Gerçekten de bir kışta yeni bir donanma yapıldı ve bütün Avrupa hayretlere düştü. Sefer mevsimine iki yüzden fazla yeni kadırga ve mavna bütün silah ve teçhizatıyla hazır edilerek, denize açıldı. Müttefik Haçlı Donanması, Osmanlı Donanmasıyla muharebeye cesaret edemeden çekilip gitti. Mora ve Adriyatik sahilleri, düşmandan temizlendi.
Sokullu Mehmed Paşa, Sultan Üçüncü Murad Han devrinde de beş yıl vezir-i azamlık yaptı. 30 Eylül 1579’da, bir meczup tarafından şehit edildi. Sokullu’nun öldürülmesi, ülkede umumi bir teessür uyandırdı. Kabri Eyüp’te Şeyhülislam Ebüssü’ud Efendinin kabri yanındaki türbesindedir.
Sokullu Mehmed Paşa, güzel konuşan, ikna kabiliyetli, nazik, son derece ahlaklı ve Türk-İslam alemi için faydalı hizmetlerde bulunmuş bir zattı. Son derece de dinine bağlı olup, Halveti tarikatına mensuptu. Sultan Selim Hanın kızı İsmihan Sultanla evlenip, damad-ı şehriyari oldu.
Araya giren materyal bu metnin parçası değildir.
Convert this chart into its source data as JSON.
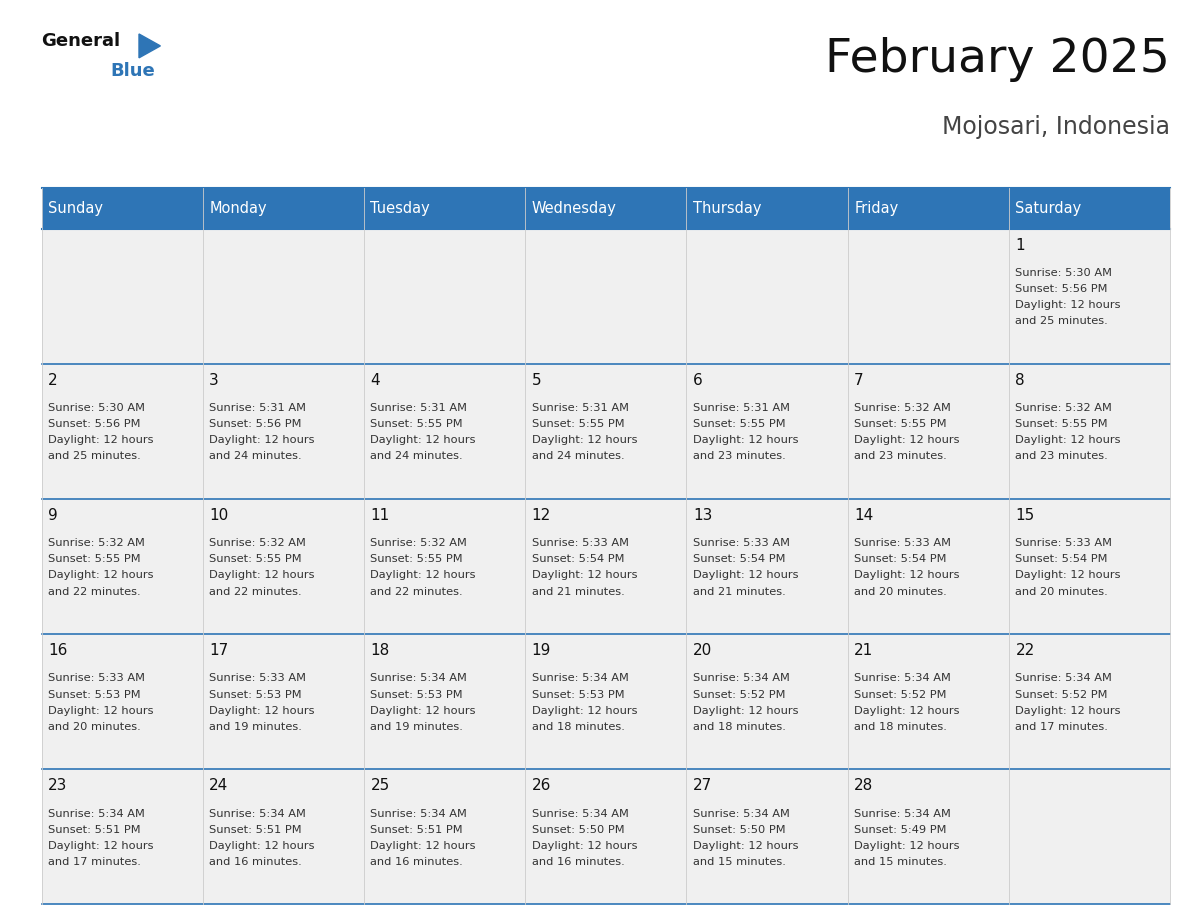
{
  "title": "February 2025",
  "subtitle": "Mojosari, Indonesia",
  "header_bg": "#2E75B6",
  "header_text_color": "#FFFFFF",
  "days_of_week": [
    "Sunday",
    "Monday",
    "Tuesday",
    "Wednesday",
    "Thursday",
    "Friday",
    "Saturday"
  ],
  "cell_bg": "#F0F0F0",
  "border_color": "#2E75B6",
  "text_color": "#333333",
  "day_num_color": "#111111",
  "calendar": [
    [
      null,
      null,
      null,
      null,
      null,
      null,
      {
        "day": 1,
        "sunrise": "5:30 AM",
        "sunset": "5:56 PM",
        "daylight_extra": "25 minutes."
      }
    ],
    [
      {
        "day": 2,
        "sunrise": "5:30 AM",
        "sunset": "5:56 PM",
        "daylight_extra": "25 minutes."
      },
      {
        "day": 3,
        "sunrise": "5:31 AM",
        "sunset": "5:56 PM",
        "daylight_extra": "24 minutes."
      },
      {
        "day": 4,
        "sunrise": "5:31 AM",
        "sunset": "5:55 PM",
        "daylight_extra": "24 minutes."
      },
      {
        "day": 5,
        "sunrise": "5:31 AM",
        "sunset": "5:55 PM",
        "daylight_extra": "24 minutes."
      },
      {
        "day": 6,
        "sunrise": "5:31 AM",
        "sunset": "5:55 PM",
        "daylight_extra": "23 minutes."
      },
      {
        "day": 7,
        "sunrise": "5:32 AM",
        "sunset": "5:55 PM",
        "daylight_extra": "23 minutes."
      },
      {
        "day": 8,
        "sunrise": "5:32 AM",
        "sunset": "5:55 PM",
        "daylight_extra": "23 minutes."
      }
    ],
    [
      {
        "day": 9,
        "sunrise": "5:32 AM",
        "sunset": "5:55 PM",
        "daylight_extra": "22 minutes."
      },
      {
        "day": 10,
        "sunrise": "5:32 AM",
        "sunset": "5:55 PM",
        "daylight_extra": "22 minutes."
      },
      {
        "day": 11,
        "sunrise": "5:32 AM",
        "sunset": "5:55 PM",
        "daylight_extra": "22 minutes."
      },
      {
        "day": 12,
        "sunrise": "5:33 AM",
        "sunset": "5:54 PM",
        "daylight_extra": "21 minutes."
      },
      {
        "day": 13,
        "sunrise": "5:33 AM",
        "sunset": "5:54 PM",
        "daylight_extra": "21 minutes."
      },
      {
        "day": 14,
        "sunrise": "5:33 AM",
        "sunset": "5:54 PM",
        "daylight_extra": "20 minutes."
      },
      {
        "day": 15,
        "sunrise": "5:33 AM",
        "sunset": "5:54 PM",
        "daylight_extra": "20 minutes."
      }
    ],
    [
      {
        "day": 16,
        "sunrise": "5:33 AM",
        "sunset": "5:53 PM",
        "daylight_extra": "20 minutes."
      },
      {
        "day": 17,
        "sunrise": "5:33 AM",
        "sunset": "5:53 PM",
        "daylight_extra": "19 minutes."
      },
      {
        "day": 18,
        "sunrise": "5:34 AM",
        "sunset": "5:53 PM",
        "daylight_extra": "19 minutes."
      },
      {
        "day": 19,
        "sunrise": "5:34 AM",
        "sunset": "5:53 PM",
        "daylight_extra": "18 minutes."
      },
      {
        "day": 20,
        "sunrise": "5:34 AM",
        "sunset": "5:52 PM",
        "daylight_extra": "18 minutes."
      },
      {
        "day": 21,
        "sunrise": "5:34 AM",
        "sunset": "5:52 PM",
        "daylight_extra": "18 minutes."
      },
      {
        "day": 22,
        "sunrise": "5:34 AM",
        "sunset": "5:52 PM",
        "daylight_extra": "17 minutes."
      }
    ],
    [
      {
        "day": 23,
        "sunrise": "5:34 AM",
        "sunset": "5:51 PM",
        "daylight_extra": "17 minutes."
      },
      {
        "day": 24,
        "sunrise": "5:34 AM",
        "sunset": "5:51 PM",
        "daylight_extra": "16 minutes."
      },
      {
        "day": 25,
        "sunrise": "5:34 AM",
        "sunset": "5:51 PM",
        "daylight_extra": "16 minutes."
      },
      {
        "day": 26,
        "sunrise": "5:34 AM",
        "sunset": "5:50 PM",
        "daylight_extra": "16 minutes."
      },
      {
        "day": 27,
        "sunrise": "5:34 AM",
        "sunset": "5:50 PM",
        "daylight_extra": "15 minutes."
      },
      {
        "day": 28,
        "sunrise": "5:34 AM",
        "sunset": "5:49 PM",
        "daylight_extra": "15 minutes."
      },
      null
    ]
  ]
}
Geniş vakıflar ve hayır tesisleri kurdu. Sokullu, Azapkapısı Camii ile Kadırga’da kendi ismiyle anılan cami, medrese ve hayrat tesislerini yaptırmıştır. Lüleburgaz’da cami ve medrese; Edirne’nin Çavuşbey Mahallesinde dükkanlar, odalar ve çifte hamam; Erdel Beçkerek’te cami, han, çeşme, Darülkurra ve köprü; Vişegrad’da Mimar Sinan’a yaptırdığı nadide bir köprü; Vişegrad-Saraybosna arasına büyük bir kervansaray yaptırdı. Bunlardan başka, ülkenin birçok yerinde cami, han, hamam, imaret vs. gibi hayır müesseseleri yaptırıp, bu tesislere de çeşitli vakıflar kurmuştu. Sokullu ailesinden önemli devlet adamları yetişmiştir.